…tocaba su cuerpo suavemente y veía como se erizaba su piel…
Fuí por ella a su trabajo era la una de la tarde, a una cuadra de su trabajo, me detuve, me dí valor, respiré hondo y seguí caminando, yo estaba nervioso, nunca lo había hecho. Entre a recepción, y pregunté por ella, trataron de comunicarse con ella, pero no estaba en su lugar!!. – Lo sabía – me había enganiado, seguramente lo pensó bien y no quizo hacerlo, no pregunté mas, simplemente agradecí y caminé hacia la salida, pero un “Hola” me detuvo, ahí estaba ella, saliendo del elevador, con esa sonrisa que me paralizó mi… mi… corazón.
Salimos juntos, yo no decía nada, estaba nervioso, mucho muy nervioso, teniamos solo una hora, era la hora de su comida, pero creo que a ella no le importó mucho, fuimos a una plaza que estaba cerca, con tanto nerviosismo ni hambre tenía – por que no vamos al cine mejor – le dije – perfecto, no quiero regresar al trabajo, voy a decir que me enfermé – me dijo – yo tampoco quiero que regreses – mencioné casi de inmediato, aun seguía nervioso.

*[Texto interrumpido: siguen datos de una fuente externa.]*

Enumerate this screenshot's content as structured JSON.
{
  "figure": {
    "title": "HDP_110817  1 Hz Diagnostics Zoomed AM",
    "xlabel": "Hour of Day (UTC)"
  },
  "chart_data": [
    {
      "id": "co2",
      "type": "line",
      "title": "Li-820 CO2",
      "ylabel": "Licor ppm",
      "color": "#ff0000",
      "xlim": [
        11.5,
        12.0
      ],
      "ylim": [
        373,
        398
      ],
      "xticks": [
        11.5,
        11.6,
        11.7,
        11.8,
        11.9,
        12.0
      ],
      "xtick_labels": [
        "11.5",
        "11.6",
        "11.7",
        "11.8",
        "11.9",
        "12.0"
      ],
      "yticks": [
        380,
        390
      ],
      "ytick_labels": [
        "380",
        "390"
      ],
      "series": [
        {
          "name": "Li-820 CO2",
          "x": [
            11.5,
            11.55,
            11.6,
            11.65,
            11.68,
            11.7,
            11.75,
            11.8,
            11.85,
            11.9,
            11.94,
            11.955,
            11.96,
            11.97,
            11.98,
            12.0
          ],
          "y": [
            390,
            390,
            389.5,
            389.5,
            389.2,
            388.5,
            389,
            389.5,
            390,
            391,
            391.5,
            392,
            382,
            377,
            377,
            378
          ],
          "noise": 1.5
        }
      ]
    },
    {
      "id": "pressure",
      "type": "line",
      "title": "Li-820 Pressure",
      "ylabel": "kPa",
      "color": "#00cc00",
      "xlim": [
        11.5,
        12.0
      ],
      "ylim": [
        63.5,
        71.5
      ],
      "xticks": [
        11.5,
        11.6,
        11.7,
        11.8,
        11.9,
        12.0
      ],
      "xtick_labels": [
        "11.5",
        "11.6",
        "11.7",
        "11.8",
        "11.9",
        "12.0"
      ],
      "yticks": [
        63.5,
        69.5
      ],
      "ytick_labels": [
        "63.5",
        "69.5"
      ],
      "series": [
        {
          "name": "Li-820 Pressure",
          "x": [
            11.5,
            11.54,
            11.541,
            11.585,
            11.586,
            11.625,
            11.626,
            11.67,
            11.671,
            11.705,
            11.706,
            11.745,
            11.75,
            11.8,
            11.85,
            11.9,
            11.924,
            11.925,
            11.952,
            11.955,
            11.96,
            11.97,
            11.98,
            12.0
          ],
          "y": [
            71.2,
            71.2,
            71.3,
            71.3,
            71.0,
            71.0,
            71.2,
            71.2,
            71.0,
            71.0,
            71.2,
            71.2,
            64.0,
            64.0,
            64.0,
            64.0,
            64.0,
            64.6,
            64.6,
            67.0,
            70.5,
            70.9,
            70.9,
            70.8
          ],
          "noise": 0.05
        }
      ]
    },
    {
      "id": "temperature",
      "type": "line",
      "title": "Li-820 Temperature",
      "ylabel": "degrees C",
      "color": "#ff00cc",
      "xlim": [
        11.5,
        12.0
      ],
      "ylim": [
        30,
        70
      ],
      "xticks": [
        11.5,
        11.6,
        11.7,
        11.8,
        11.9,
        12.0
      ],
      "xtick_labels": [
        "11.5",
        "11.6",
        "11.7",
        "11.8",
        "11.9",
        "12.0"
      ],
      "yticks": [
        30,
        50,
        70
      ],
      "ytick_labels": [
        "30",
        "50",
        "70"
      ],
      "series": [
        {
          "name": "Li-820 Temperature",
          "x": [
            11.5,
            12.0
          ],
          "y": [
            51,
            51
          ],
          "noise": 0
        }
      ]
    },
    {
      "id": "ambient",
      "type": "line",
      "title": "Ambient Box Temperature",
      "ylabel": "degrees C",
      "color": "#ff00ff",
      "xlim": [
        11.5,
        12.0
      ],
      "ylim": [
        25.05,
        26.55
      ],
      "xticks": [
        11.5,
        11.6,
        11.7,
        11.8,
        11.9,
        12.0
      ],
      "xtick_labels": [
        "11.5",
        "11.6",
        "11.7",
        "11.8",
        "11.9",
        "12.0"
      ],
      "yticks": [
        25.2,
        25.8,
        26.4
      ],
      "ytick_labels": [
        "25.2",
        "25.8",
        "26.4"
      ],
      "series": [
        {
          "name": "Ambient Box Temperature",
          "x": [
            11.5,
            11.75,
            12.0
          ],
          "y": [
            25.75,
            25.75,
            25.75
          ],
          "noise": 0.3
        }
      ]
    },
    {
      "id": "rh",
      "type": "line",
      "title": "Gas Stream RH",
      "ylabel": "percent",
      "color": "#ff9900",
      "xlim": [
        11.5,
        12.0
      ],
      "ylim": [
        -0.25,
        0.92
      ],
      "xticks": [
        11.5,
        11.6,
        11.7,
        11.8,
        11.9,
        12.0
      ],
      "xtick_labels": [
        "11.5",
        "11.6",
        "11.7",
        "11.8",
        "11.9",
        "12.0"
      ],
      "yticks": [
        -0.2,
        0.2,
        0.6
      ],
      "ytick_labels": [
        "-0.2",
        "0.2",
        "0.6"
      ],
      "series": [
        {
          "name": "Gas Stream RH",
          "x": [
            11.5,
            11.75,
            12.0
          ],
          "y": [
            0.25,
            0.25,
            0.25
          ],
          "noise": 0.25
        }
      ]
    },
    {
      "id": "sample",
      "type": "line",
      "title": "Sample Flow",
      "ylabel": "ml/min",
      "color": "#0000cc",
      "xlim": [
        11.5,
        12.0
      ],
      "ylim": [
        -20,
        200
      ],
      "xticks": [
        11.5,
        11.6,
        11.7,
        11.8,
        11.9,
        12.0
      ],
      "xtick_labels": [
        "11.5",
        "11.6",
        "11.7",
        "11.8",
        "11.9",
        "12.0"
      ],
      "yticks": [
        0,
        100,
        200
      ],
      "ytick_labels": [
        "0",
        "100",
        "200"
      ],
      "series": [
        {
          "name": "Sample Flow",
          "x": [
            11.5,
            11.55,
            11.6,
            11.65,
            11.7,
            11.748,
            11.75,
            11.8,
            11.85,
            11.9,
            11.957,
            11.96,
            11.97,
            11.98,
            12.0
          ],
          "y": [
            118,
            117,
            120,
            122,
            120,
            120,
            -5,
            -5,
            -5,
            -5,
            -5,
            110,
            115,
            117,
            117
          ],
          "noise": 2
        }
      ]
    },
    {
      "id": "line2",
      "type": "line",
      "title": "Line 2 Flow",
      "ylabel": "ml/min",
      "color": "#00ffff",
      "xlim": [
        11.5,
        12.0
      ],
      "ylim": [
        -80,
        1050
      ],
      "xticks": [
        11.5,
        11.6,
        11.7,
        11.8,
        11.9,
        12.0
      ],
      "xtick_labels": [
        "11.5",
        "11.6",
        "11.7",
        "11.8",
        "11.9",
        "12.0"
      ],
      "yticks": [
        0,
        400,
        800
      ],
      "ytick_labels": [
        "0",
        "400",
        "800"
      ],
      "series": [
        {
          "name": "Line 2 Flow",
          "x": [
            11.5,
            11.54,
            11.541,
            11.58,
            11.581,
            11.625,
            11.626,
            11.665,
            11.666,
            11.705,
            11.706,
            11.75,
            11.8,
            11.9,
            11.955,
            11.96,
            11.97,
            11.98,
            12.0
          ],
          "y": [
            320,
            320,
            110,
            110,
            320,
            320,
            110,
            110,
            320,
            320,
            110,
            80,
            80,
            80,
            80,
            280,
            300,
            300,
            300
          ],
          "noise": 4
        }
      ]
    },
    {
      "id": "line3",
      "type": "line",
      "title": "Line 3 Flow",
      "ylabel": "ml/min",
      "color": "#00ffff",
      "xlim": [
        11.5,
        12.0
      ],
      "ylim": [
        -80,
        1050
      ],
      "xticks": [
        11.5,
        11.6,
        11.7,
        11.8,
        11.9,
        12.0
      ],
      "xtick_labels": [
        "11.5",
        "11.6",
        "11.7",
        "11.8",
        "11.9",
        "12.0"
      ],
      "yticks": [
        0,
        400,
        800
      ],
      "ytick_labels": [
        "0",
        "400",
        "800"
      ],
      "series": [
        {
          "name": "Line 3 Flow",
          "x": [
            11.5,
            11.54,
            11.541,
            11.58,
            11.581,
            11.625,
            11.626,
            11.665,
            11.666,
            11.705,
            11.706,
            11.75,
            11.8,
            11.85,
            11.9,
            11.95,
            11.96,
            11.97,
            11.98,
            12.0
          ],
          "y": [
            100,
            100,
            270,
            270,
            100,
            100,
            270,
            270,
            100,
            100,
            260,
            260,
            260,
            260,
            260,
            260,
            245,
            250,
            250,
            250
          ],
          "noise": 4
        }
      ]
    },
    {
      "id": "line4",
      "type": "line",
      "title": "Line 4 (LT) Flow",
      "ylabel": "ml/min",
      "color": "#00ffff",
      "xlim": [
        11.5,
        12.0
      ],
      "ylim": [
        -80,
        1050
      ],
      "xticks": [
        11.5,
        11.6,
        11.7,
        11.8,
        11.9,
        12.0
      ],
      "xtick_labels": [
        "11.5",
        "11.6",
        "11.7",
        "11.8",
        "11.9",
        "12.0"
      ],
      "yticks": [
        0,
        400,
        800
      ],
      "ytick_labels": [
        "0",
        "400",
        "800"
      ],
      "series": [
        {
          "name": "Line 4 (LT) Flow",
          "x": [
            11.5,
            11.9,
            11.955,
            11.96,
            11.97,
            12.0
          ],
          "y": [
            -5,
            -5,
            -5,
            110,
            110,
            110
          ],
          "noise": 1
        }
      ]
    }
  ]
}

Compramos palomitas, refresco y un par de helados, y entramos a la sala, recien nos sentamos, me besó!! me dijo relájate!! no va a pasar nada! obviamente me puse mas nervioso, no recuerdo que pelicula era, solo se que era de terror, porque me decia “abrázame que me da miedo” yo la abrazaa y trataba que la mayor parte de su cuerpo tocara el mio, estaba claro que a ella le gustaba, ya estaba mas tranquilo, empezamos a darnos palomitas en la boca, lo mejor era que cuando yo le daba palomitas mis dedos tocaban sus labios y ella los lamia suavemente, eso me prendía muchísimo, y empecé a lamer los de ella, comenzamos a besarnos sin que nos importara la gente del cine y la película tampoco nos importó, mis manos inquietas comenzaron a tocar sus pechos, los besos eran muy largos cada vez, bueno, en realidad no solo los besos, le dije – vámonos a mi departamento – ella no dijo nada… solo se levantó y me jaló… de la mano.
Salimos del cine sin decir nada, ambos teniamos miedo, pero tambien sabiamos a lo que ibamos y mas o menos lo que pasaría, caminamos al sitio de taxis que estaba fuera de la plaza hasta abordar uno, ninguno de los dos dijo nada, solo veia que se mordía los labios con nerviosismo, y por fin llegamos a nuestro destino, pagué el taxi y caminamos hacia mi departamento, ella se notaba muy nerviosa, simplemente le dí un beso y le dije “relajate, no va pasar nada” y entramos, luego luego comence a besarla, no le dí tiempo de decir nada, empece a besar su cuello, mis manos no estaban tranquilas y empezaron a quitarle el uniforme de su trabajo, claro, sin dejar de besarla, con mucha habilidad desabotoné su blusa y con delicadeza se la quité, lo demas no fue problema, comencé a besar su espalda, tocaba su cuerpo suavemente y veía como se erizaba su piel, eso me excitaba mas y obviamente ella también sentía lo mismo, no se como me desvestí pero lo hice muuuuy rápido, nos besamos apasionadamente y tuvimos una gran experiencia.
Eran las nueve y me dijo que ya tenía que irse a su casa, porque a las diez llegaba su esposo, nos besamos por ultima vez antes de salir de mi departamento, la acompañé hasta que tomara un taxi que la llevara a su casa, un par de minutos despues de haberse ido me hablo y me dijo que el jueves se va a reportar enferma a su trabajo y que si estaria disponible para darle su medicina…
@hilligan no es el protagonista de esta historia

Robert dice:
Jajaja se dieron palomitas. Genial historia!